Potential protein kinase substrate motifs and regulated p(S/T)Q sites. (A) MotifX analysis of Sets 1–3. (B) Heatmap showing log₂ ratio values of p(S/T)Q containing phosphopeptides in Sets 1–4.

Fig. 6.

Detection of candidate proteins from phosphoproteomics screen in phospho-(S/T)Q ATM/ATR substrate antibody immunoprecipitates. Extracts from untreated, irradiated (3 Gy) and hydrogen-peroxide-treated normal human fibroblasts (NFF) and A-T fibroblasts were prepared as described in the Methods and immunoprecipitated with p-(S/T)Q ATM/ATR substrate antibodies. Immunoprecipitates and extracts were run on 4–12% NuPage gels and gels were transferred to nitrocellulose membrane and stained with Ponceau S to estimate the loading.
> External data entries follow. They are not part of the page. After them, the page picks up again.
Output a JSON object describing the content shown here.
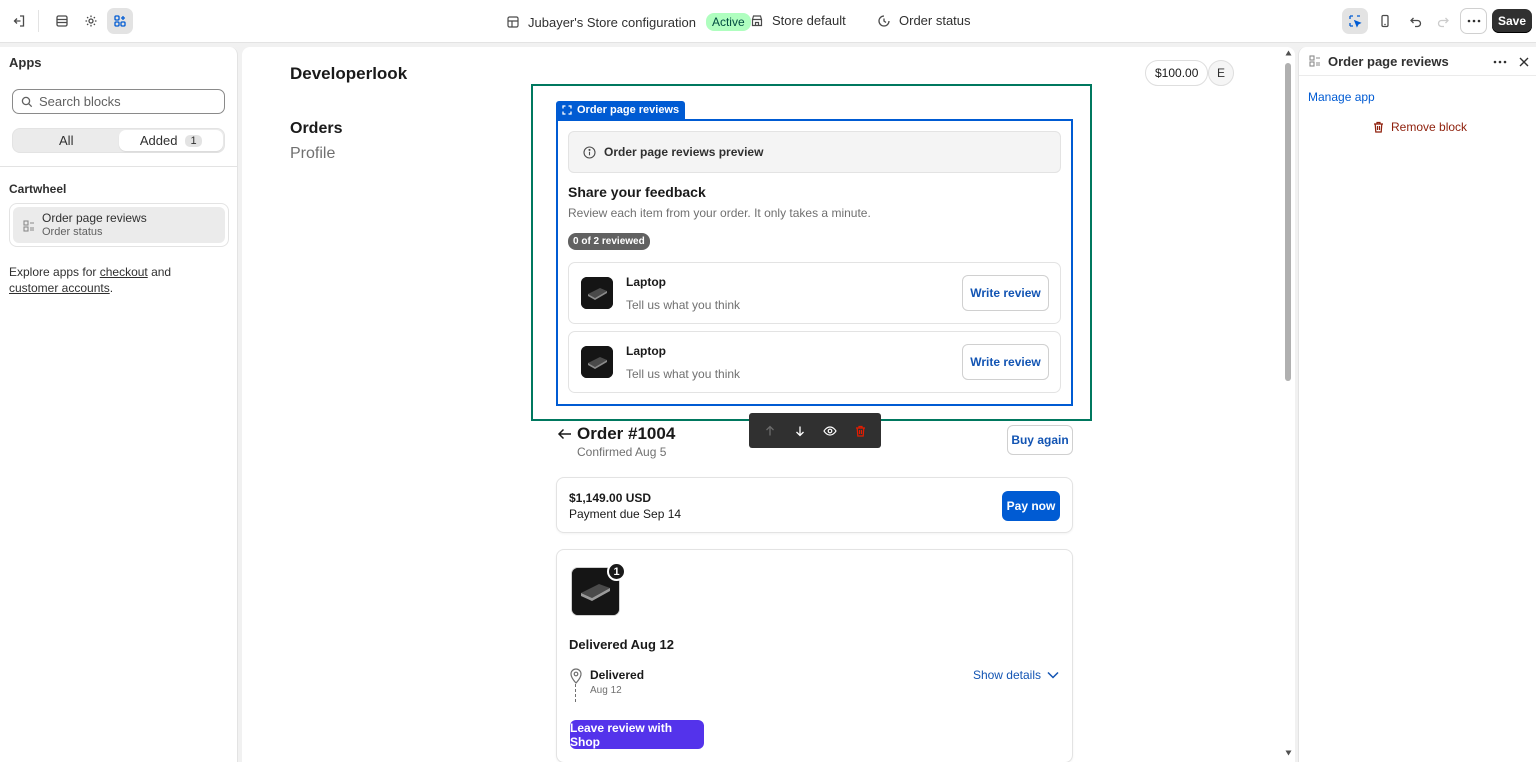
{
  "topbar": {
    "store_config": "Jubayer's Store configuration",
    "status_badge": "Active",
    "store_default": "Store default",
    "page": "Order status",
    "save_label": "Save"
  },
  "left_panel": {
    "title": "Apps",
    "search_placeholder": "Search blocks",
    "filter_all": "All",
    "filter_added": "Added",
    "added_count": "1",
    "group": "Cartwheel",
    "app_block_title": "Order page reviews",
    "app_block_sub": "Order status",
    "explore_prefix": "Explore apps for ",
    "explore_link1": "checkout",
    "explore_and": " and",
    "explore_link2": "customer accounts",
    "explore_suffix": "."
  },
  "preview": {
    "brand": "Developerlook",
    "nav_orders": "Orders",
    "nav_profile": "Profile",
    "amount": "$100.00",
    "avatar": "E",
    "block_tag": "Order page reviews",
    "info": "Order page reviews preview",
    "feedback_title": "Share your feedback",
    "feedback_sub": "Review each item from your order. It only takes a minute.",
    "reviewed": "0 of 2 reviewed",
    "products": [
      {
        "name": "Laptop",
        "sub": "Tell us what you think",
        "button": "Write review"
      },
      {
        "name": "Laptop",
        "sub": "Tell us what you think",
        "button": "Write review"
      }
    ],
    "order_title": "Order #1004",
    "order_confirmed": "Confirmed Aug 5",
    "buy_again": "Buy again",
    "payment_amount": "$1,149.00 USD",
    "payment_due": "Payment due Sep 14",
    "pay_now": "Pay now",
    "item_qty": "1",
    "delivered_title": "Delivered Aug 12",
    "delivery_status": "Delivered",
    "delivery_date": "Aug 12",
    "show_details": "Show details",
    "shop_button": "Leave review with Shop"
  },
  "right_panel": {
    "title": "Order page reviews",
    "manage_app": "Manage app",
    "remove_block": "Remove block"
  },
  "colors": {
    "accent_blue": "#005bd3",
    "frame_green": "#00785f",
    "shop_purple": "#5433eb",
    "active_badge": "#affebf",
    "danger": "#8e1f0b"
  }
}
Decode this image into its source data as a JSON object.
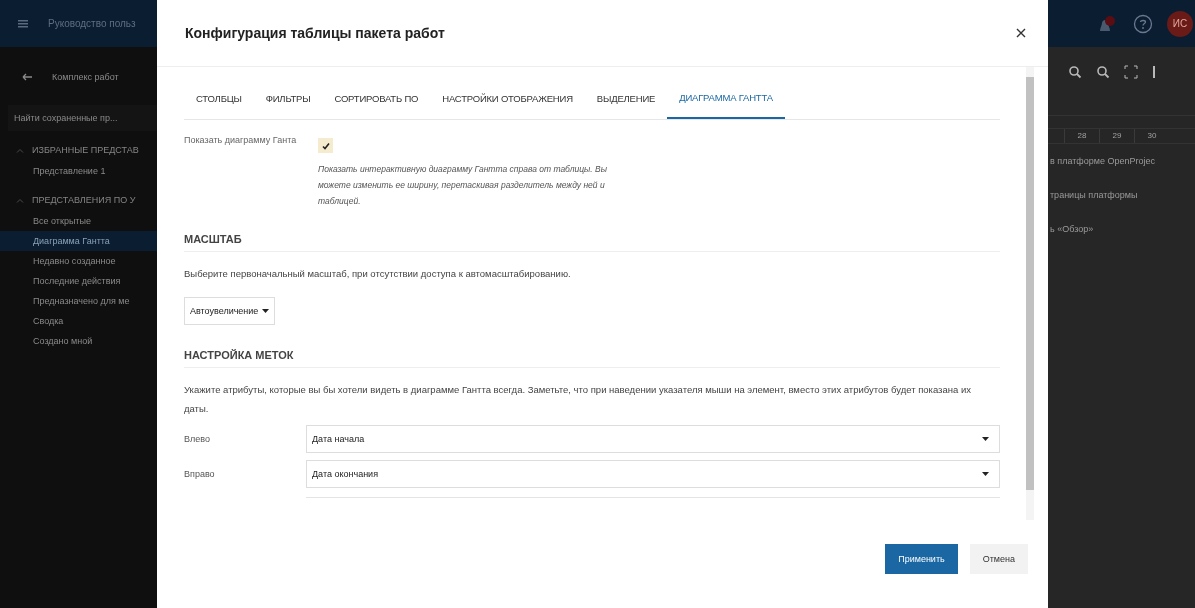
{
  "app_header": {
    "title": "Руководство польз",
    "avatar": "ИС"
  },
  "sidebar": {
    "back_label": "Комплекс работ",
    "search": {
      "placeholder": "Найти сохраненные пр..."
    },
    "sections": [
      {
        "title": "ИЗБРАННЫЕ ПРЕДСТАВ",
        "expanded": true,
        "items": [
          {
            "label": "Представление 1",
            "selected": false
          }
        ]
      },
      {
        "title": "ПРЕДСТАВЛЕНИЯ ПО У",
        "expanded": true,
        "items": [
          {
            "label": "Все открытые",
            "selected": false
          },
          {
            "label": "Диаграмма Гантта",
            "selected": true
          },
          {
            "label": "Недавно созданное",
            "selected": false
          },
          {
            "label": "Последние действия",
            "selected": false
          },
          {
            "label": "Предназначено для ме",
            "selected": false
          },
          {
            "label": "Сводка",
            "selected": false
          },
          {
            "label": "Создано мной",
            "selected": false
          }
        ]
      }
    ]
  },
  "gantt": {
    "days": [
      "28",
      "29",
      "30"
    ],
    "rows": [
      "в платформе OpenProjec",
      "траницы платформы",
      "ь «Обзор»"
    ]
  },
  "dialog": {
    "title": "Конфигурация таблицы пакета работ",
    "tabs": [
      {
        "label": "СТОЛБЦЫ",
        "selected": false
      },
      {
        "label": "ФИЛЬТРЫ",
        "selected": false
      },
      {
        "label": "СОРТИРОВАТЬ ПО",
        "selected": false
      },
      {
        "label": "НАСТРОЙКИ ОТОБРАЖЕНИЯ",
        "selected": false
      },
      {
        "label": "ВЫДЕЛЕНИЕ",
        "selected": false
      },
      {
        "label": "ДИАГРАММА ГАНТТА",
        "selected": true
      }
    ],
    "show_gantt": {
      "label": "Показать диаграмму Ганта",
      "checked": true,
      "help": "Показать интерактивную диаграмму Гантта справа от таблицы. Вы можете изменить ее ширину, перетаскивая разделитель между ней и таблицей."
    },
    "scale": {
      "heading": "МАСШТАБ",
      "description": "Выберите первоначальный масштаб, при отсутствии доступа к автомасштабированию.",
      "value": "Автоувеличение"
    },
    "labels": {
      "heading": "НАСТРОЙКА МЕТОК",
      "description": "Укажите атрибуты, которые вы бы хотели видеть в диаграмме Гантта всегда. Заметьте, что при наведении указателя мыши на элемент, вместо этих атрибутов будет показана их даты.",
      "fields": [
        {
          "label": "Влево",
          "value": "Дата начала"
        },
        {
          "label": "Вправо",
          "value": "Дата окончания"
        }
      ]
    },
    "buttons": [
      {
        "label": "Применить",
        "kind": "primary"
      },
      {
        "label": "Отмена",
        "kind": "secondary"
      }
    ]
  }
}
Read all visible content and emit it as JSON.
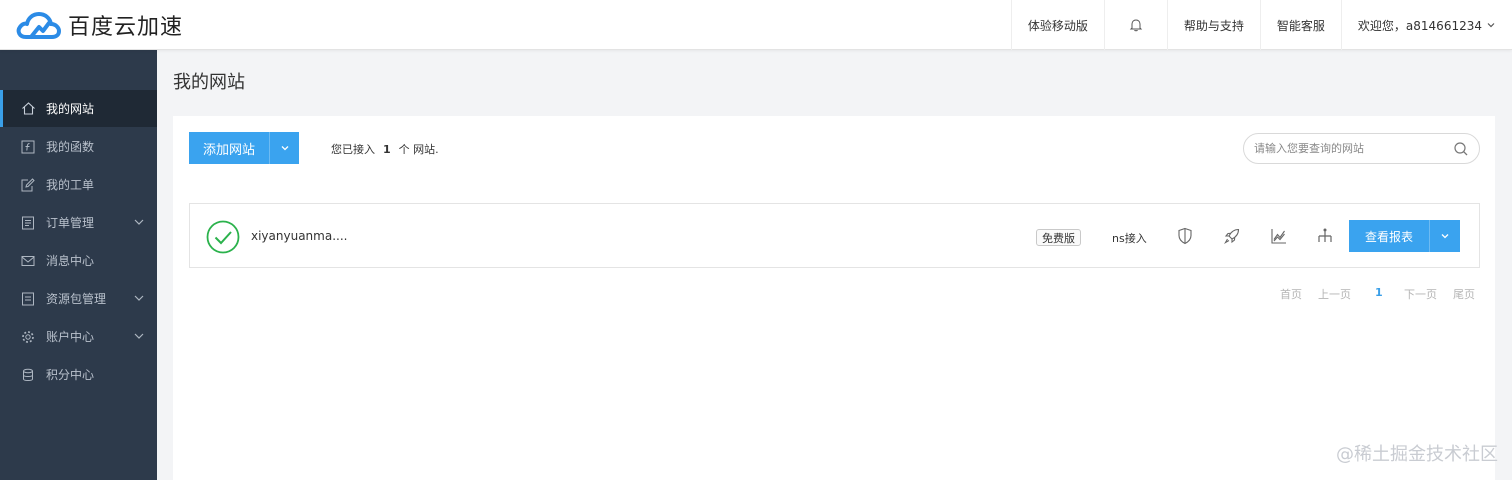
{
  "header": {
    "logo_text": "百度云加速",
    "nav": {
      "mobile": "体验移动版",
      "help": "帮助与支持",
      "service": "智能客服",
      "user": "欢迎您，a814661234"
    },
    "icons": {
      "logo": "cloud-logo-icon",
      "bell": "bell-icon",
      "user_caret": "chevron-down-icon"
    }
  },
  "sidebar": {
    "items": [
      {
        "label": "我的网站",
        "icon": "home-icon",
        "active": true,
        "expandable": false
      },
      {
        "label": "我的函数",
        "icon": "function-icon",
        "active": false,
        "expandable": false
      },
      {
        "label": "我的工单",
        "icon": "edit-icon",
        "active": false,
        "expandable": false
      },
      {
        "label": "订单管理",
        "icon": "document-icon",
        "active": false,
        "expandable": true
      },
      {
        "label": "消息中心",
        "icon": "mail-icon",
        "active": false,
        "expandable": false
      },
      {
        "label": "资源包管理",
        "icon": "package-icon",
        "active": false,
        "expandable": true
      },
      {
        "label": "账户中心",
        "icon": "gear-icon",
        "active": false,
        "expandable": true
      },
      {
        "label": "积分中心",
        "icon": "database-icon",
        "active": false,
        "expandable": false
      }
    ]
  },
  "main": {
    "title": "我的网站",
    "add_button": "添加网站",
    "count_prefix": "您已接入",
    "count_value": "1",
    "count_suffix": "个 网站.",
    "search_placeholder": "请输入您要查询的网站",
    "sites": [
      {
        "domain": "xiyanyuanma....",
        "status": "active",
        "plan": "免费版",
        "access": "ns接入",
        "report_button": "查看报表",
        "actions": [
          "shield-icon",
          "rocket-icon",
          "chart-icon",
          "sitemap-icon"
        ]
      }
    ],
    "pagination": {
      "first": "首页",
      "prev": "上一页",
      "current": "1",
      "next": "下一页",
      "last": "尾页"
    }
  },
  "watermark": "@稀土掘金技术社区",
  "colors": {
    "primary": "#3aa3ef",
    "sidebar_bg": "#2d3a4b",
    "sidebar_active": "#1f2935",
    "success": "#2bb24c"
  }
}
Western blotting was performed with antibodies against a selection of candidate proteins from the phosphoproteomics screen. listtext(A) (B) HDGF and ccdc82. * Western blotting with antibodies against known substrates of ATM kinase (Mre11, Rad50) was performed to access the efficiency of p(S/T)Q antibodies imunnoprecipitations.

Fig. 7.

Translocation of S100A11 to the nucleus in response to H₂O₂ treatment is defective in A-T fibroblasts. Normal control fibroblasts (NFF) and A-T fibroblasts were grown on coverslips, treated with hydrogen peroxide, or left untreated as described in the Methods. IF microscopy was performed using antibodies against EEA1 and S100A11 (A) or γH2AX and S100A11 (B). Cells were imaged on a Zeiss AxioImager M1 fluorescent microscope using x63 oil lens. Images were taken with an Axiocam503 mono camera and processed using ZEN software (Zeiss). Separate channels and merged images are shown. The scale bar is 10 μm.